Wacana ketiga adalah mereka menyakinkan para generasi muda bahwa sekarang terjadi perang pemikiran baik soal keyakinan (Islam) maupun soal kebudayaan (timur vs barat)
Tiga hal ini terus menerus digaungkan oleh para penceramah yang mereka undang ke kampus, baik dengan cara terbuka maupun dengan cara tertutup alias eksklusif. Dengan menyakinkan item satu sampai item tiga itu mutlak dilakukan oleh umat muslim, para mahasiswa yang masih unyu-unyu itu akan bersifat hati-hati, dengan cepat mencurigai pihak lain, memusuhi bahkan menutup diri dari orang lain.

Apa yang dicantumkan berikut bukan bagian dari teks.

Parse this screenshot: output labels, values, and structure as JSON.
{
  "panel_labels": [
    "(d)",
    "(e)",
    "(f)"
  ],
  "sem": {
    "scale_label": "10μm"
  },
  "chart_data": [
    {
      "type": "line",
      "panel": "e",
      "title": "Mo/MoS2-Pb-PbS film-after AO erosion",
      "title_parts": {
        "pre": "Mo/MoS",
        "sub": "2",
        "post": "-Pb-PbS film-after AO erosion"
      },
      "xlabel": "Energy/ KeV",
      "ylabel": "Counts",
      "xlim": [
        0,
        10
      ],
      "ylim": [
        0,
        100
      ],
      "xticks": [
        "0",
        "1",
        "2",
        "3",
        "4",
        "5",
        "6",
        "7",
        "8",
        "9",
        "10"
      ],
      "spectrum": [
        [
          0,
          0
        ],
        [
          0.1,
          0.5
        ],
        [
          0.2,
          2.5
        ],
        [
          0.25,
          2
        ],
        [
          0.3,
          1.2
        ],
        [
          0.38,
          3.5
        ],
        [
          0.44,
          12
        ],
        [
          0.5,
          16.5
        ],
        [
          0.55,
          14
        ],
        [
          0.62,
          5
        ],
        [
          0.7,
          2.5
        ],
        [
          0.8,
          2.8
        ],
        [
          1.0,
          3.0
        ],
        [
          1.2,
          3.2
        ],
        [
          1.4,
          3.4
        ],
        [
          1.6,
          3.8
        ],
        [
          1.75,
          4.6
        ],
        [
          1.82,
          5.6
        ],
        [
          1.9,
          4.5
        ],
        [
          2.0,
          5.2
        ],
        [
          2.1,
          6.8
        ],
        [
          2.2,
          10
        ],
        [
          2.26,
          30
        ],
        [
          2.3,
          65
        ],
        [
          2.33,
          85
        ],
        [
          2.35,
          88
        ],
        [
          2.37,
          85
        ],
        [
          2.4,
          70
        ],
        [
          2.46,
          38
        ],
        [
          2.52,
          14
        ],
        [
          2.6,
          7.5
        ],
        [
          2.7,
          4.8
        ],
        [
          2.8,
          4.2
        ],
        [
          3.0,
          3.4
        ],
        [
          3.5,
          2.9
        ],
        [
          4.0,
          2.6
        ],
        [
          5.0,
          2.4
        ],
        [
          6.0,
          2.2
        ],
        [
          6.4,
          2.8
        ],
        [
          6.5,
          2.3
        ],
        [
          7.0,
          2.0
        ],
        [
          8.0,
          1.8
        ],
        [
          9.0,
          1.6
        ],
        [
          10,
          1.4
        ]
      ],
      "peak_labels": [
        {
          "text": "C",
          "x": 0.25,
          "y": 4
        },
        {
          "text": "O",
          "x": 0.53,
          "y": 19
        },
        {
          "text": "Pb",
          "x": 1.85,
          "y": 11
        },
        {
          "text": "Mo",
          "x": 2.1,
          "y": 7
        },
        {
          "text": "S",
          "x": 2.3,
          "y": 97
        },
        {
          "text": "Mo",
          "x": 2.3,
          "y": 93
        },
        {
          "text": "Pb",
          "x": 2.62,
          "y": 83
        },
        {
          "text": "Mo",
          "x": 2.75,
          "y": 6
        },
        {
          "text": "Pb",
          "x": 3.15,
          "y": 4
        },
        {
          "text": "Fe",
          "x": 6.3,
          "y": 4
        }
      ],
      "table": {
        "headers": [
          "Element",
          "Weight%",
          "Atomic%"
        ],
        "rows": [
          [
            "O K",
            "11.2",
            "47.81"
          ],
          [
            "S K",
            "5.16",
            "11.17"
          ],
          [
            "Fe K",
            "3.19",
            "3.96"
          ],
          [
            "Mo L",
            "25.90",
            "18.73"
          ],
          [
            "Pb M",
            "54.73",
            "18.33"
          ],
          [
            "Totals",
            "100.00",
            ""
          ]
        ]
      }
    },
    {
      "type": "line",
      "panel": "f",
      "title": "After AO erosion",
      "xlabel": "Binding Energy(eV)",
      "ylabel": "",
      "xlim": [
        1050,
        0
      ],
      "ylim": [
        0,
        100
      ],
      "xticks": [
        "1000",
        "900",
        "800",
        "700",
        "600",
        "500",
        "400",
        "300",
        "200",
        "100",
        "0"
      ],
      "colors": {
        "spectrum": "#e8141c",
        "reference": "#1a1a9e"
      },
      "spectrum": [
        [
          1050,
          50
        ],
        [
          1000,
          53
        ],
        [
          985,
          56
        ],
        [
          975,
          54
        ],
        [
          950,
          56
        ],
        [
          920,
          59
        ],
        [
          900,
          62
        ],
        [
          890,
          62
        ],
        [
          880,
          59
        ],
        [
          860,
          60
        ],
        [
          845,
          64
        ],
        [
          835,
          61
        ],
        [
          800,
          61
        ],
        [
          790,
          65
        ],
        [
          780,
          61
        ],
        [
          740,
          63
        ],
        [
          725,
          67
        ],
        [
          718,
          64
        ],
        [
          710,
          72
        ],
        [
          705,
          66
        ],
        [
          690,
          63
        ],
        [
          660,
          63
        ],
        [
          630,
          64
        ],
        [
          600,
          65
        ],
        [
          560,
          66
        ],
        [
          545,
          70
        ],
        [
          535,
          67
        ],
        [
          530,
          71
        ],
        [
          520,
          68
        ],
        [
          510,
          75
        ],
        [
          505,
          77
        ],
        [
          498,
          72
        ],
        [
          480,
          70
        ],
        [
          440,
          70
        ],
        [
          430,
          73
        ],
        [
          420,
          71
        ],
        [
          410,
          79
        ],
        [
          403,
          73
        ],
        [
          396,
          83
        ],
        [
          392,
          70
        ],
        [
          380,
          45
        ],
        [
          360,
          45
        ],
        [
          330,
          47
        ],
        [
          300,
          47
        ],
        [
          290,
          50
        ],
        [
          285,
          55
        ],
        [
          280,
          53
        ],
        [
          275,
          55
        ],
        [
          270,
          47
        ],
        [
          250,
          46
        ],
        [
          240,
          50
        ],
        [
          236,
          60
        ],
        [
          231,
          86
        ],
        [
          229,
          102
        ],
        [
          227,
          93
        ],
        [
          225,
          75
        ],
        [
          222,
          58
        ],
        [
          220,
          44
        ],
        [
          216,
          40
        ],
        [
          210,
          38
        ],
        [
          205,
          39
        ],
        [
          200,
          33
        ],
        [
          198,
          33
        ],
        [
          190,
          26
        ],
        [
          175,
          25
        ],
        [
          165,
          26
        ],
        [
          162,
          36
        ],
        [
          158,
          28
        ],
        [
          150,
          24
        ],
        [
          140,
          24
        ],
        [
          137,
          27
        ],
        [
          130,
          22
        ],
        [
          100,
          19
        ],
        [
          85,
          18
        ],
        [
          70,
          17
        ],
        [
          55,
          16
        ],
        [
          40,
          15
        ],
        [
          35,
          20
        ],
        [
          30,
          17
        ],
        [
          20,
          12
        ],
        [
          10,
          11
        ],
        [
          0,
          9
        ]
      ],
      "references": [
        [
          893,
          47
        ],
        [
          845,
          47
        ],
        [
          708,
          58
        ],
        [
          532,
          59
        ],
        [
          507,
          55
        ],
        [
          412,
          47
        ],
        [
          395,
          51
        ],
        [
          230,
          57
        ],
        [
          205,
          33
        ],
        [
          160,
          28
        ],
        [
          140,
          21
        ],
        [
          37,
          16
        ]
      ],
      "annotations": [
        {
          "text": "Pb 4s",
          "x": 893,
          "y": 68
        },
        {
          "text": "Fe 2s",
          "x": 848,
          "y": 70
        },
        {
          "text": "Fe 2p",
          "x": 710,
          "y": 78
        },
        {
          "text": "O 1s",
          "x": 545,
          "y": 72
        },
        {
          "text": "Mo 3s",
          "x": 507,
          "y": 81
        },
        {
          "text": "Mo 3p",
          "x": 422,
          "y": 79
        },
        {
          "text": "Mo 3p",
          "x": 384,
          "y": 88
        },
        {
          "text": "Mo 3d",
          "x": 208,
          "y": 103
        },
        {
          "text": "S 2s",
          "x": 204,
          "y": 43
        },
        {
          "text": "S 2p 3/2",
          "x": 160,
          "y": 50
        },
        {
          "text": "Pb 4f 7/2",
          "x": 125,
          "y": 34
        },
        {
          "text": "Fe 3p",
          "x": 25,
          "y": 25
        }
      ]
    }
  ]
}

Hal ini terus menerus mereka pupuk dan  mungkin butuh sekitar satu sampai tiga tahun supaya mereka solid dan loyal. Sehingga tak jarang kita mendapati beberapa mahasiswa yang bersikap aneh dan asing terhadap keluarga mereka sendiri. Jika sudah solid dan loyal, sejatinya mereka sudah bersikap intoleran. Jika sudah bersikap intoleran, maka akan mudah orang-orang ex HTI itu untuk membuat para mahasiswa menjadi radikal. Begitulah cara kaum radikal memperkenalkan radikalisme di kalangan anak muda. Kampus adalah basis penting bagi mereka.
Karena itu seluruh civitas akademika harus bersatu untuk mencegah semua langkah mereka itu di kampus. Jika sekiranya ada mahasiswa yang sepertinya terpapar intoleransi dan radikalisme, segera cara senior atau dosen yang bersifat inklusif (Islam moderat) untuk dicari langkah-langkah selanjutnya.